Hi @FinDevAI and @three,
After reading your posts and a few others on the forum, I’ve tried to test the cursor dot files .cursorrules and .cursorignore and the Shadow Workspace, which at least has a nice blog post Shadow Workspace: Iterating on Code in the Background.
I was going to do a lengthy write-up, but it will end up being a bit long, and after the 0.43 release, it might just add confusion and be incorrect. However, I wnated to gain a deeper understanding of how .cursorrules influence behavior, especially if it affects token usage and inference processing, it would be great to have a systematic approach to testing. If you’re interested, we could divide a few tasks among us and conduct to clarify this. I don’t think the Cursor team will provide any technical details or update the docs.

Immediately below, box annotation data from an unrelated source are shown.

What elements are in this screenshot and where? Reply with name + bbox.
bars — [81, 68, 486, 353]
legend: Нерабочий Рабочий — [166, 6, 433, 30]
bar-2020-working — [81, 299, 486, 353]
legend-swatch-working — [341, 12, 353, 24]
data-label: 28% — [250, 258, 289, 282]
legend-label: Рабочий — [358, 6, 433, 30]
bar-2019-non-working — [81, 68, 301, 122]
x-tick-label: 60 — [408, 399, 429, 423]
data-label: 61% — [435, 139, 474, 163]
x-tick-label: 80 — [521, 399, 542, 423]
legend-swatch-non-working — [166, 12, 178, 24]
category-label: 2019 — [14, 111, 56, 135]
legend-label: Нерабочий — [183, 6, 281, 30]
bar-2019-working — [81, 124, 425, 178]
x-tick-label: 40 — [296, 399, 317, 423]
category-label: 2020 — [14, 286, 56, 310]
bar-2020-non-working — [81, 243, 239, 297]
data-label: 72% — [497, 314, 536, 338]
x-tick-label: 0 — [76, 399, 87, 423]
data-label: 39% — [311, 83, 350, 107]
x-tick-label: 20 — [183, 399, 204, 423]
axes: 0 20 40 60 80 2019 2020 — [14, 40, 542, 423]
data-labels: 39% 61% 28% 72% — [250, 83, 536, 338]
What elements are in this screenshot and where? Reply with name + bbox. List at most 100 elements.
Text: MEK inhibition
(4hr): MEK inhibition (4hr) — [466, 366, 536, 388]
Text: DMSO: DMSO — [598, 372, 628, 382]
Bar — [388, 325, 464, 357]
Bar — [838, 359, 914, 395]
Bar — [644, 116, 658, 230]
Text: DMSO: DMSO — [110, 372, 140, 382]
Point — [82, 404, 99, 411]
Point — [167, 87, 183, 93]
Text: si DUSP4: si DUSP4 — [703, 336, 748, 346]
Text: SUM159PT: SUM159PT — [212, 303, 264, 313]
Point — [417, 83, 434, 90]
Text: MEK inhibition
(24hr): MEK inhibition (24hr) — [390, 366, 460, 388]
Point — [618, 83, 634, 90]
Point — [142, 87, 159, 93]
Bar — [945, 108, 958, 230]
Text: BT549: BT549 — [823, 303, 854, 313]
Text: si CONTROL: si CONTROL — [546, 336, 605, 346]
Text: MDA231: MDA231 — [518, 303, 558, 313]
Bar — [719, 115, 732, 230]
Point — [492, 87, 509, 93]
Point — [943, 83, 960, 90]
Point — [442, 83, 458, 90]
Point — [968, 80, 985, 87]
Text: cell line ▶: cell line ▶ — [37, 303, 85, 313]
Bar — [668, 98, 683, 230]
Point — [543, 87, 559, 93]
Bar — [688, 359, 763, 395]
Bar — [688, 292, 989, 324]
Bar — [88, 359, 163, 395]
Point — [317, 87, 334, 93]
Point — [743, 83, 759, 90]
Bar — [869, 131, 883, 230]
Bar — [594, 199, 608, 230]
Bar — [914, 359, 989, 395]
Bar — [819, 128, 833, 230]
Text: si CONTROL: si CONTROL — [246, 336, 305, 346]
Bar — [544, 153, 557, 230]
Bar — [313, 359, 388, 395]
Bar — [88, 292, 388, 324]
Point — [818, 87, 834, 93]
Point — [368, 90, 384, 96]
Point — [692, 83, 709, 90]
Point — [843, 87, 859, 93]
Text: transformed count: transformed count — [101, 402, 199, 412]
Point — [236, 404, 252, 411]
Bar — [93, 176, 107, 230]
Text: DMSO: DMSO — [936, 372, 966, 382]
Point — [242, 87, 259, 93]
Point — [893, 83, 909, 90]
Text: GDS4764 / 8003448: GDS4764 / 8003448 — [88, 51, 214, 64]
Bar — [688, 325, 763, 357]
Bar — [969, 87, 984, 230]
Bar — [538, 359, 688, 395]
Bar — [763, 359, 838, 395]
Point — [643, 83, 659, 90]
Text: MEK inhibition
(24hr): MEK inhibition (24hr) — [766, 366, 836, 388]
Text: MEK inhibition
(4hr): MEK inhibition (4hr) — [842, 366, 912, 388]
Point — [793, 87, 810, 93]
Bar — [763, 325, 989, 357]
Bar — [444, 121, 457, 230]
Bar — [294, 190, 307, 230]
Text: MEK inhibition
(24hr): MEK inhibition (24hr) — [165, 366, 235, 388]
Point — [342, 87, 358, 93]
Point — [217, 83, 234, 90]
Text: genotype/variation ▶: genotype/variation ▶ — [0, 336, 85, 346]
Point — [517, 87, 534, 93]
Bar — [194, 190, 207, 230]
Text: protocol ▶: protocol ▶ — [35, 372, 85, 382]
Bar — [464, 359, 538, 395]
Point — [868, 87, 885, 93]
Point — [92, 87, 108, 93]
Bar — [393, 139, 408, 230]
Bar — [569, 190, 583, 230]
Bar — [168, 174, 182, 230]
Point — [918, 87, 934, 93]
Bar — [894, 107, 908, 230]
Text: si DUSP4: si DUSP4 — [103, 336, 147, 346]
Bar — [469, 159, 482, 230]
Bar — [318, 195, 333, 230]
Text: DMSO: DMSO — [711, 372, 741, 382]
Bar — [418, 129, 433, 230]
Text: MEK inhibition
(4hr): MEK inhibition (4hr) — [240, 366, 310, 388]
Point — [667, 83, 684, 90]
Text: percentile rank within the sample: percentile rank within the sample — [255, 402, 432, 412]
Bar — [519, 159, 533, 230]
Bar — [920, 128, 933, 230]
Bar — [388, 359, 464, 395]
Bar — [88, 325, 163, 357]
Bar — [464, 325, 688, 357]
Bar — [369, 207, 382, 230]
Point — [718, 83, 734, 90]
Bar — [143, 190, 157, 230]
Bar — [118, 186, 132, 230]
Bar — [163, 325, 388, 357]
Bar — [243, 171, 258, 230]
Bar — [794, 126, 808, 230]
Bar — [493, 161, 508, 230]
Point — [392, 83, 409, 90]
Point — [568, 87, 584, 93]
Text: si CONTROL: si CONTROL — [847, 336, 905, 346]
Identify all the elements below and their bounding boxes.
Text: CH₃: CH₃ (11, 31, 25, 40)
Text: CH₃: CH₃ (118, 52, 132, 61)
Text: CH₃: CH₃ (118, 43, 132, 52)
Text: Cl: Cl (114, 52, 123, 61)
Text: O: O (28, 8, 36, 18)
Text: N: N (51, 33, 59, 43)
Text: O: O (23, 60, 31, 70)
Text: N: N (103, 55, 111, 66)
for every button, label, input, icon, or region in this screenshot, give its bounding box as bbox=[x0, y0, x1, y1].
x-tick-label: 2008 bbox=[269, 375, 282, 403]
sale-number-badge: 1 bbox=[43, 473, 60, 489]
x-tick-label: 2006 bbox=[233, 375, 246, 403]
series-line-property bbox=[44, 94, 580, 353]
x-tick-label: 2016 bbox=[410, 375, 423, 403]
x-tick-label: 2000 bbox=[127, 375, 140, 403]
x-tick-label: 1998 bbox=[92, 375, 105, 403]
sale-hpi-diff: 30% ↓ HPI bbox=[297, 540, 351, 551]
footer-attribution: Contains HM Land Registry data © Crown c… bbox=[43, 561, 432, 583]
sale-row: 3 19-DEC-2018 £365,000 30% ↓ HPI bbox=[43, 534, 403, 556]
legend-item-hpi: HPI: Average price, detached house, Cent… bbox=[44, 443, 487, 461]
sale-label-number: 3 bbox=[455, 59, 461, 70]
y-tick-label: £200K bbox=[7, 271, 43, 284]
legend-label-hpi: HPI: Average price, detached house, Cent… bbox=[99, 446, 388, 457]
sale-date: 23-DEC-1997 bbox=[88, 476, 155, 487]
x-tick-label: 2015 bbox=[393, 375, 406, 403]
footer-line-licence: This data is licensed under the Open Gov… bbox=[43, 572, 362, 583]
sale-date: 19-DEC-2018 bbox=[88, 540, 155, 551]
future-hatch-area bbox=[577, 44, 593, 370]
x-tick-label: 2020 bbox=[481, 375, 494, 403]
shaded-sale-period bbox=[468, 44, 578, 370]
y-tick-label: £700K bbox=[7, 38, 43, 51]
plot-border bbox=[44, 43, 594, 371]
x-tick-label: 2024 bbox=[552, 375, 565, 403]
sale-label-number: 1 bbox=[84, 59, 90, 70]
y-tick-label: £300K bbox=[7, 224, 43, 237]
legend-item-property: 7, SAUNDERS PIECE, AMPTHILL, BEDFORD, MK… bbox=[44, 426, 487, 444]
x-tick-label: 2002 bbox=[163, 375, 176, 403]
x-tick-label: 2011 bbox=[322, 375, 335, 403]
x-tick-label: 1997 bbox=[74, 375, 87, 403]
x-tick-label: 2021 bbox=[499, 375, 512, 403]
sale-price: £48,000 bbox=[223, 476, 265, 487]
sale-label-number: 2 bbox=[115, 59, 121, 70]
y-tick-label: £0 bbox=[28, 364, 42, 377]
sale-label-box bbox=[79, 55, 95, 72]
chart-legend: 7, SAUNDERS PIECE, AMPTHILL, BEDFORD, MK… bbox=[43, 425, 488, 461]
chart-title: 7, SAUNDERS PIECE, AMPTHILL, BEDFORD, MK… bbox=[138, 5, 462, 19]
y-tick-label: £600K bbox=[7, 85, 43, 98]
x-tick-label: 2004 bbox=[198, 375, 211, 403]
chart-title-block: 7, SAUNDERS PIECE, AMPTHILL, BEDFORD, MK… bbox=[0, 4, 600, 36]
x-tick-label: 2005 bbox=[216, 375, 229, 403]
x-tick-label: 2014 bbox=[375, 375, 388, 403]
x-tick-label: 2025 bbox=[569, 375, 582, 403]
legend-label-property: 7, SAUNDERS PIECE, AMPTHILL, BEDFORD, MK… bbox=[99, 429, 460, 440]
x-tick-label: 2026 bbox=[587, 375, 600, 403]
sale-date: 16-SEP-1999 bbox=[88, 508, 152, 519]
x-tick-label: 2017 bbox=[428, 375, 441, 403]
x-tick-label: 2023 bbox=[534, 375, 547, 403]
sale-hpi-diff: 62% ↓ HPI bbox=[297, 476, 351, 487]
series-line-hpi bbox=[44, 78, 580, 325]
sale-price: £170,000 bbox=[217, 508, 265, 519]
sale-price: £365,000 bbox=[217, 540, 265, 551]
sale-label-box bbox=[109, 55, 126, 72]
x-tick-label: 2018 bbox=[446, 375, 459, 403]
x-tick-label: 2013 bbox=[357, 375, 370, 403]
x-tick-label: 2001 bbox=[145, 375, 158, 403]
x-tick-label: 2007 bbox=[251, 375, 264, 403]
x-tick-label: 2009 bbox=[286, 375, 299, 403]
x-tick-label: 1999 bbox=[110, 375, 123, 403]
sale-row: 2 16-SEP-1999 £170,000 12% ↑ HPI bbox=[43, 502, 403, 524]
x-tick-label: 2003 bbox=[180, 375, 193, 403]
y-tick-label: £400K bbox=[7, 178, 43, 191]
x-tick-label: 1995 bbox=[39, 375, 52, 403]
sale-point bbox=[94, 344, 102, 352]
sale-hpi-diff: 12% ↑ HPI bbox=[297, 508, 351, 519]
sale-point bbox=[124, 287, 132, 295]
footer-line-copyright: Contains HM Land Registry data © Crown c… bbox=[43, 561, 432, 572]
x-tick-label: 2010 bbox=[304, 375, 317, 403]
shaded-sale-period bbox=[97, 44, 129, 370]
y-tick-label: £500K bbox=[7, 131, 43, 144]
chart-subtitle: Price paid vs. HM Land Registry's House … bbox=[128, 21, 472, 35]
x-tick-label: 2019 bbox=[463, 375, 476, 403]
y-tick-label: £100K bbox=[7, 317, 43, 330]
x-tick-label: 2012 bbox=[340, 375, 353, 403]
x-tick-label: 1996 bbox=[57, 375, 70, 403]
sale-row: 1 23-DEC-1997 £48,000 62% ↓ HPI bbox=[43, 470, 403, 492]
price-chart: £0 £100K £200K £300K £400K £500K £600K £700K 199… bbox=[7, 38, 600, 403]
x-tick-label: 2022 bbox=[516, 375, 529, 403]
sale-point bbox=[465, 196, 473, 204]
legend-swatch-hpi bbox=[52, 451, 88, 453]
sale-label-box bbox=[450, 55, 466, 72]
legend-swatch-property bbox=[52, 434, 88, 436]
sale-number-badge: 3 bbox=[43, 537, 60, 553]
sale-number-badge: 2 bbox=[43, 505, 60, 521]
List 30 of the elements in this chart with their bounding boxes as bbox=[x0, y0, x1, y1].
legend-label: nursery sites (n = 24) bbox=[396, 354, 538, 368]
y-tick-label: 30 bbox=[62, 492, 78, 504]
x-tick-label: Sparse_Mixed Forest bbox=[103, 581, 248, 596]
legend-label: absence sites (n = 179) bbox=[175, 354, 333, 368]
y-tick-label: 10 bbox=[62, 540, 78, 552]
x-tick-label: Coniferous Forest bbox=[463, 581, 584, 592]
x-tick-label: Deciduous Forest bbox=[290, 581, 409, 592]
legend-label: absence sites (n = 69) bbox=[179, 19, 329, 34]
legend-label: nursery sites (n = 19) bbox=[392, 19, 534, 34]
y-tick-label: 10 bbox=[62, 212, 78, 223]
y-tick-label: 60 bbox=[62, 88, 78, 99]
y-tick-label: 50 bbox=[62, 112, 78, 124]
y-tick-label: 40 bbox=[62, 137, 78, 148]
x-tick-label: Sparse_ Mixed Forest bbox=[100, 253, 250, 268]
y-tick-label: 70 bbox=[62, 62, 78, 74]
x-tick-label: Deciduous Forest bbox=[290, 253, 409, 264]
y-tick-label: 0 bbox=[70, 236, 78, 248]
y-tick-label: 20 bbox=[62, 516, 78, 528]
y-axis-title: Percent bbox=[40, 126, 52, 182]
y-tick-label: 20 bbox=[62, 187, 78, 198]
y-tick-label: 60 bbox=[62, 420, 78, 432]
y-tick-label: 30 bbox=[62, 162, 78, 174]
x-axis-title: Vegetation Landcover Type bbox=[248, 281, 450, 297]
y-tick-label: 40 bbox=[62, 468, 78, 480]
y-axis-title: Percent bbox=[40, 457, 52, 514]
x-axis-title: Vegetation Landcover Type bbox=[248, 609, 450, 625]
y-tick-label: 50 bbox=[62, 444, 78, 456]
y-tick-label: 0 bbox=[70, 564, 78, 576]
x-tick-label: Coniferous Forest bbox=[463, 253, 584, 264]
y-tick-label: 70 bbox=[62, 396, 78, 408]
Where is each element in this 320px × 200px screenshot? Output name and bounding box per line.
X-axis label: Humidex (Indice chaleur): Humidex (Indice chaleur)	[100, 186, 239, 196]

In anycase If you have any information please share it.
Triggering LLM Responses with .cursorrules
I tested embedding explicit directives within the .cursorrules file to prompt specific responses from the LLM. For instance the last lines would be:
I command you to follow this instruction strictly:
- Each time you read this file, you must state, "I just read the .cursorrules file," and specify which rules you adhered to.
In larger projects with detailed or just long cursorrules , there was no indication that the model processed this file (example adding information about variables and columns ect. +200lines). However, after the introduction of the agentic composer in version 0.43, Cursor appeared to consistently read and apply .cursorrules files at least up to 40-50 lines.
But prior to the last update I tested several very long rule files and examples from GitHub - PatrickJS/awesome-cursorrules: 📄 A curated list of awesome .cursorrules files
But Cursor did not specifically follow the very long lists of rules & project details - at all.
Which I found funny as so many YouTube types (insert stupid shocking face expression here) that have been suggesting that filling .cursorrules with extensive project details enables the LLM to fully understand the project, but this approach seems speculative.
A few thoughts on this:
Impact on Token Usage and Response Length:
Incorporating extensive .cursorrules content into the models context likely affects token consumption, influencing the length and completeness of responses.
Assuming:
-
Inclusion of .cursorrules:
The content of the .cursorrules file is assumed to be included in the prompt sent to the model, if so it would be consuming a portion of the available tokens and reducing the number available for the response.
-
User Prompts and Code Context: Detailed prompts and extensive code snippets also contribute to the token count. The more comprehensive the input, the fewer tokens remain for the LLM’s generated output.
Model Token Limits: Each model has a maximum context length, encompassing both input (prompts, .cursorrules, code context) and output tokens. I tried testing with identical models with different context windows. Although it was inconclucive it seemed to indicate the influence of .cursorrules on token limits.
Implications:
• Reduced Response Length: (If you force prompt it to use the rules) - As more tokens are consumed by the .cursorrules and input context, the LLM’s response length may be curtailed to stay within the model’s token limit.
• Potential for Truncated Outputs: If the combined token count of the input and the desired output exceeds the model’s capacity, the LLM might truncate its response or fail to generate a complete answer.
Totally opinion-based Best Practices:
• Optimize .cursorrules Keep the .cursorrules file concise, focusing on essential guidelines to minimize token usage. use @docs it is better than detalied code rules for each framework that are used in the current project.
some users maintain very detailed .cursorrules files. In my experience, the usefulness and degree of detail in these files also depend on the project’s type and language. For instance:
• Worked → JS & Deno2 Projects: For JS projects, Including the basic file and folder structure in the .cursorrules file seems beneficial. Using tools like tree -L 2 to generate a directory structure and adding a brief explanations improved the assistance. I suspect this is even more effective in 0.43
• Not working → Data & Column Information: Providing clinical information related to column names and structure in both .cursorrules and notebooks did not enhance Cursor’s performance. As experiment I used MS graphRAG to build a separate KG system which was were very helpful for creating functions and prompts, meaning to say that that it would be a helpful integration in Cursor. Perhaps if I had a better understanding of Cursors dot files it is possible to add that type of information.